Let’s hope CNN’s Candy Crowley, PBS staple Jim Lehrer and all future moderators of high-level political discourse were watching a master at work last night in the third Presidential debate of 2012.
Veteran CBS newsman Bob Schieffer was like a good umpire in a high-pressure baseball game. He let the players decide the outcome. He made no calls or interjected his presence above what everybody was tuned in to see: the combatants.
There has been scattered criticism of Schieffer for letting the debate stray from its intended sole focus: foreign policy. Both President Obama and Governor Romney did turn away from international issues to promote their domestic planks. But to use a football metaphor, Schieffer “let ‘em play,” and use the same set of referee rules to oversee both.
In fairness to putting Crowley’s performance below Schieffer’s, it should be noted that her circumstance – a public forum, where the audience asks questions and the candidates are free to stroll around the stage – is tougher to control than a sit-down face-to-face tilt.
NBC’s iconic former anchor Tom Brokaw was skewered on Saturday Night Live after he moderated the 2008 Presidential public-forum prize fight. The joke was that Brokaw barely let candidates answer a question, much less let audience members finish queries, before yelling out, “Time!”
Independent observers might agree that this year, Lehrer, Crowley and Schieffer swung the other way, and gave the candidates more-than-ample time to over-respond.
But Lehrer let the game get out of hand. And Crowley seemed to want to offer partisan fact-checking.
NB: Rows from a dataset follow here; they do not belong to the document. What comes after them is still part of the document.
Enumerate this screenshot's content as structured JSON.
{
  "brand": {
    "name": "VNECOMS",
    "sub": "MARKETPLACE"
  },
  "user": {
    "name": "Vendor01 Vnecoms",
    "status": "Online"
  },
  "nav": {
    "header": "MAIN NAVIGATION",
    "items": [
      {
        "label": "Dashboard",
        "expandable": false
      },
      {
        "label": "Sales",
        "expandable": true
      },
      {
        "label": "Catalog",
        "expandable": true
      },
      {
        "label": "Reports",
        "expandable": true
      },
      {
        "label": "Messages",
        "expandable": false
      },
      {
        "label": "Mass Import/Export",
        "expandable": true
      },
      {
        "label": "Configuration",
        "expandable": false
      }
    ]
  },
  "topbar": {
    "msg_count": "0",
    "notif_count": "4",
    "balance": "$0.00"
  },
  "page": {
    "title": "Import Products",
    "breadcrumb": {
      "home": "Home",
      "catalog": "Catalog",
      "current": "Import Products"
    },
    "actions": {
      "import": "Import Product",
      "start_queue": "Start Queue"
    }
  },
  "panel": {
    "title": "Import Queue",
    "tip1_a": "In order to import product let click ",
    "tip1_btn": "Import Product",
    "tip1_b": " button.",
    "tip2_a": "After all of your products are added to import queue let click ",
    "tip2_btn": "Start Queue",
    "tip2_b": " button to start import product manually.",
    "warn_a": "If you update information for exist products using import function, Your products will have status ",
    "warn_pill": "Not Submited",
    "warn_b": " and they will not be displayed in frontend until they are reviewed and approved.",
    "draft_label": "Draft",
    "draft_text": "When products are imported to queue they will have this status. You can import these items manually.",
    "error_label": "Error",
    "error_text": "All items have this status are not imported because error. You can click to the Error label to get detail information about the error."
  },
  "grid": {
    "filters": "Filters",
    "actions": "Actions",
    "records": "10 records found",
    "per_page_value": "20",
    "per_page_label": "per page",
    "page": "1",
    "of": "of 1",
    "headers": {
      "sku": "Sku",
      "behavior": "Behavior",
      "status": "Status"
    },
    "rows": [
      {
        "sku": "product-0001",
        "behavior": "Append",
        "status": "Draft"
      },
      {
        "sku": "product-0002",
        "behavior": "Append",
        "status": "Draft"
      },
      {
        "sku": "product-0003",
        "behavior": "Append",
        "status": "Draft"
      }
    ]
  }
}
Schieffer, instead, followed up with slightly more focused follow-up questions.
Schieffer has been with CBS News since 1969. He anchored the weekend edition of CBS Evening News from 1973 to 1996, moderates Face The Nation and has been an interim anchor for the weekday evening news.
Lehrer and Crowley are no stiffs. Crowley has earned her spot as a talking head. And Lehrer (like Schieffer) has moderated Presidential debates during the last three elections.
It’s Schieffer, though, who has proven to be the strong-but-relatively-silent moderator who’s the right call for championship games.